If you want to start getting practice now, volunteer at the nearest shelter or humane society. They ALWAYS need people coming in and socializing with the dogs and brushing them out and giving them individual attention.


----------



## Loisiana (Jul 29, 2009)

I don't think you'd be likely to find an "untrimmed" stuffed golden to be able to practice on. Imagine if they tried to sell stuffed goldens with fuzzy feet LOL


----------



## Dakota's Pal (Sep 9, 2012)

Thanks guys! I think all of your dogs have beautiful coats! Are they heavy shedders? I really need some help with stuff about their coat/shedding.
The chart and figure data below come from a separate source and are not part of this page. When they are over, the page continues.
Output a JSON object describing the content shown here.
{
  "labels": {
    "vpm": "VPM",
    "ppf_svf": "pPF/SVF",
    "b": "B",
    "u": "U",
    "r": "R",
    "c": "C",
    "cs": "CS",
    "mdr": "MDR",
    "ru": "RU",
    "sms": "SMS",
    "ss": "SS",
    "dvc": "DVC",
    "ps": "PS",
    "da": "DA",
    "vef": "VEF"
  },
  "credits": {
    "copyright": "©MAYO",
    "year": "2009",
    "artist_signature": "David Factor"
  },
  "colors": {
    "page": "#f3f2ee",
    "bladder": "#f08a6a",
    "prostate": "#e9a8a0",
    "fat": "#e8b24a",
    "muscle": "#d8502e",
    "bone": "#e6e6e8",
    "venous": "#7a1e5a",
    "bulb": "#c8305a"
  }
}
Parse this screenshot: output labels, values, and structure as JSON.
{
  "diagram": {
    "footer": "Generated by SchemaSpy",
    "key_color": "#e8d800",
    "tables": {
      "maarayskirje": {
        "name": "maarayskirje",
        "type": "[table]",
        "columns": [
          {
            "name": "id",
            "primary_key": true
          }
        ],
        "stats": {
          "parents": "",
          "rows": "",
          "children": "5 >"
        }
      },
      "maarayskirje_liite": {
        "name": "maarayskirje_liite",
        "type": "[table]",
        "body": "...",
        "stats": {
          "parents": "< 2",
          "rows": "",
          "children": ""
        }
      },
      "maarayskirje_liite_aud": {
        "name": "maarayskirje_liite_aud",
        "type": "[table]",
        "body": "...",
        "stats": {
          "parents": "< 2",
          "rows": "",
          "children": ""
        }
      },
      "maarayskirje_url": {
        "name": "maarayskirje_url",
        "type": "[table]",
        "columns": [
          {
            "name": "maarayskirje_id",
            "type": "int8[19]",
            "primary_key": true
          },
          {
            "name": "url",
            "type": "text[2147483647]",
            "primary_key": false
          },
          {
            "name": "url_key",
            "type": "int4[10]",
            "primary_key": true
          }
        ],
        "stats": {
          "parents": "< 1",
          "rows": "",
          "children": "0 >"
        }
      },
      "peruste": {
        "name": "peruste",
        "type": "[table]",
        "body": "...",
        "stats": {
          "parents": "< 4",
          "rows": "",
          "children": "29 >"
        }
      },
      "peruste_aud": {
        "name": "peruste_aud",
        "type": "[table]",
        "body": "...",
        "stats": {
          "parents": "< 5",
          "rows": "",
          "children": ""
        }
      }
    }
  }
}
If you have time can you check out one of my other posts.
Here is the link
http://www.goldenretrieverforum.com/golden-retriever-puppy-up-1-year/120834-supplements-puppies.html


----------



## Shalva (Jul 16, 2008)

you can practice on your pup ... remember its fur it grows 

OR BETTER YET 

You can come to my house and practice on my 8 (not the hound) shaggy dogs .... who are desperately in need of even practice grooming!!!!!


----------



## Dakota's Pal (Sep 9, 2012)

I think you live a little too far away... LOL 
(in China at the moment, Cant wait to leave...)


----------



## Shalva (Jul 16, 2008)

yeah yeah excuses excuses !!!


----------



## Dakota's Pal (Sep 9, 2012)

LOL!

Am I crazy or does stuffed animal fuzz grow back? I was doing a little snipping on a polar bear and every time I go over the same place its fuzzier than ever!


----------